How attention and selective filtering impact perception in park?
5 answers
Attention and selective filtering play crucial roles in shaping perception in various contexts. By utilizing perceptual attention, which enhances relevant information while filtering out irrelevant details, robots can efficiently manage computing resources for tasks like navigation and recognition. In cognitive aging, attention is viewed as a distributed resource, with perceptual attention originating in posterior sensory subsystems to filter out unattended input early in the processing cycle. Studies on attention sets reveal that attention can be category-based, focusing on relations or categories rather than individual features of objects, impacting the likelihood of noticing unexpected events. Additionally, selective attention filters like the Selective Attention Filter (SAF) can enhance relevant information and filter out irrelevant pixels in complex map images, improving classification results.

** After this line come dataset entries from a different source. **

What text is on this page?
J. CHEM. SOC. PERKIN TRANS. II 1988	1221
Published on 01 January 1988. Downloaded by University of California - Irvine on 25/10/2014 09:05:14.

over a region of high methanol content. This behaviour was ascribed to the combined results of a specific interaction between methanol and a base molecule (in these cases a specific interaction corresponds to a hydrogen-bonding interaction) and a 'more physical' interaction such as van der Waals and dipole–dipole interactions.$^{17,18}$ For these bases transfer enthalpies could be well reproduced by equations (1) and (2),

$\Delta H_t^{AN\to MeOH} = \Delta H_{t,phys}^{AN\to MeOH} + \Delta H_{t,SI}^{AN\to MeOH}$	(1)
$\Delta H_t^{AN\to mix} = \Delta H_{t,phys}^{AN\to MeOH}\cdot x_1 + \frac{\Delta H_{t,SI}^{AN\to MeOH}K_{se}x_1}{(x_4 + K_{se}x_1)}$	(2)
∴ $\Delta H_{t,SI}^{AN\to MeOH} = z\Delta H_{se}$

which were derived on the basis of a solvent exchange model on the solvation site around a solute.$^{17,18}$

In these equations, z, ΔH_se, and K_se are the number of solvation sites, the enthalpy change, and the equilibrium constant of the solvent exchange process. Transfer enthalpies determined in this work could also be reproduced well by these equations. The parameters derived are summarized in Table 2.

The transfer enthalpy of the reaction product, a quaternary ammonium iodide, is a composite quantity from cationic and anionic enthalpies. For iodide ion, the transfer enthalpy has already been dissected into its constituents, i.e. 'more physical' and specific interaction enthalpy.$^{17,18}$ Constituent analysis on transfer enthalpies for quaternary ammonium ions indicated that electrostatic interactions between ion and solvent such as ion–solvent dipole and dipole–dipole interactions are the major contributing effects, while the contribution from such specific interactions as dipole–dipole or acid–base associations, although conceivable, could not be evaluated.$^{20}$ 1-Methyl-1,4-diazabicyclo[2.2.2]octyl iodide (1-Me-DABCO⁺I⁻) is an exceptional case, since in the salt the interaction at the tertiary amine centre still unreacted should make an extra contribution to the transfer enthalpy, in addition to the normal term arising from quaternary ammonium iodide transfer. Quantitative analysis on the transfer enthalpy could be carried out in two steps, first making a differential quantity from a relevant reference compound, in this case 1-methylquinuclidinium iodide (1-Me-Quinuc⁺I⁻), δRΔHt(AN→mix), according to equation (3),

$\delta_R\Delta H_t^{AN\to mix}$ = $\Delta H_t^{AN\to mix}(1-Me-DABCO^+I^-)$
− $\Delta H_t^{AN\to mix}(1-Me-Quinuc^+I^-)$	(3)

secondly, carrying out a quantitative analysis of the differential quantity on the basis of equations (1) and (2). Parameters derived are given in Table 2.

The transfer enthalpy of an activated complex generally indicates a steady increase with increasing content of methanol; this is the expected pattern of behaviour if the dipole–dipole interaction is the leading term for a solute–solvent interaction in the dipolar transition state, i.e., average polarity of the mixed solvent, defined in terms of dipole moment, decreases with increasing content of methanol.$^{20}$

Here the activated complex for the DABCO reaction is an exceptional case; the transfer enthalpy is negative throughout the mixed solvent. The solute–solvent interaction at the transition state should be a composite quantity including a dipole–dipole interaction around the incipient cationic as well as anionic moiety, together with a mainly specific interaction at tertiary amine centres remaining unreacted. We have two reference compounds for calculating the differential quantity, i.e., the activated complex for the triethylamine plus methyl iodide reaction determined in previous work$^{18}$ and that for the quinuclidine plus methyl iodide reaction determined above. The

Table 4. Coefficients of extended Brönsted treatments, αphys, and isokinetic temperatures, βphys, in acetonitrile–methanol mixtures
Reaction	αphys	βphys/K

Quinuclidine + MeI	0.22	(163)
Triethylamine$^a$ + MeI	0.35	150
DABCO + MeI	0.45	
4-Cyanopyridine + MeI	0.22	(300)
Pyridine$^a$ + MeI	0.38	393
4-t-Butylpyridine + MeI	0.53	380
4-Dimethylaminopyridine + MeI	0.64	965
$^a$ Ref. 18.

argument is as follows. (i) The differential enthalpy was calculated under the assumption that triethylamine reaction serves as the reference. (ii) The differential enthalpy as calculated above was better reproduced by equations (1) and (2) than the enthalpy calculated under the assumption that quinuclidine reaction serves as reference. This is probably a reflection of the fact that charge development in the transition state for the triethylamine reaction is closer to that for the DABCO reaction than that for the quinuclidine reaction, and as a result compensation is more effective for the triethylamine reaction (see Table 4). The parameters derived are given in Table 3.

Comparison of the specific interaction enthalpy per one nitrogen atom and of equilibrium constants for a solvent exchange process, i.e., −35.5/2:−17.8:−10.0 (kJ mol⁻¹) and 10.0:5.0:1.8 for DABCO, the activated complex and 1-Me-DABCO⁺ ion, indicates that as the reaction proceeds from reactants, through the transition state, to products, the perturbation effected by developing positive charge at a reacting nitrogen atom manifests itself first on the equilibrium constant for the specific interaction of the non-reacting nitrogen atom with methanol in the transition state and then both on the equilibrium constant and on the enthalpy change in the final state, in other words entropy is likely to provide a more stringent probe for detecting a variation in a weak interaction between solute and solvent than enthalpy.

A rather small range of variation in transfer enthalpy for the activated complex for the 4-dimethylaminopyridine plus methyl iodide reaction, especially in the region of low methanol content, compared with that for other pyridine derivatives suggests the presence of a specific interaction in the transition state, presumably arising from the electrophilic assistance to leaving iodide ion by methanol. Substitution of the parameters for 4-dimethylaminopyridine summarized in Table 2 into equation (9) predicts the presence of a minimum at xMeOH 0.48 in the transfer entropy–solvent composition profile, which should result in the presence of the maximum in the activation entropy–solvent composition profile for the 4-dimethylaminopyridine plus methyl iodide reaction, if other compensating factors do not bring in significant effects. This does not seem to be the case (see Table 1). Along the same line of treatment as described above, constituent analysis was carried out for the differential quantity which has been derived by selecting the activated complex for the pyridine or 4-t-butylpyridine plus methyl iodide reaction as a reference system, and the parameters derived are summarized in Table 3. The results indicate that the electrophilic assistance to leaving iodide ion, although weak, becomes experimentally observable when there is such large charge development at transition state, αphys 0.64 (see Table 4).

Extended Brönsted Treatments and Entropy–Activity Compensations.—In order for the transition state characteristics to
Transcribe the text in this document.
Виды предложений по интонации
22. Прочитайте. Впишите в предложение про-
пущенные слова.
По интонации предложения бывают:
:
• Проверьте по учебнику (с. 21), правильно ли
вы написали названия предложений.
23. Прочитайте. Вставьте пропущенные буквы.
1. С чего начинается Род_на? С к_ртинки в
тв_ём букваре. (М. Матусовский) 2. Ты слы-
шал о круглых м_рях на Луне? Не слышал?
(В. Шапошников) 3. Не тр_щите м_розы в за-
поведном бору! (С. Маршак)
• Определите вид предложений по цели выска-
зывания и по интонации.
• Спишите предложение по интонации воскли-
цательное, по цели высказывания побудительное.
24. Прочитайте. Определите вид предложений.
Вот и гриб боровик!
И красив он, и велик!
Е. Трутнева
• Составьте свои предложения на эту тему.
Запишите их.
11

How do autonomous systems impact the efficiency and cost-effectiveness of cafe operations?
5 answers
Autonomous systems in cafes significantly enhance efficiency and cost-effectiveness. These systems, such as the Automatic Café Management System (ACMS) based on the Internet of Things (IoT), unmanned automation cafe booth systems, and low-cost automatic cafe management systems utilizing waiter robots, streamline operations by automating tasks like order processing, coffee brewing, and food serving. They reduce the need for human intervention, minimizing errors and increasing operational efficiency. Additionally, autonomous coffee machines like the Bitbarista not only automate coffee consumption processes but also provide provenance data, aiming to cut intermediaries in the coffee trade. By leveraging technologies like smart contracts and distributed ledgers, these systems optimize cafe workflows, enhance customer experiences, and ultimately drive down operational costs.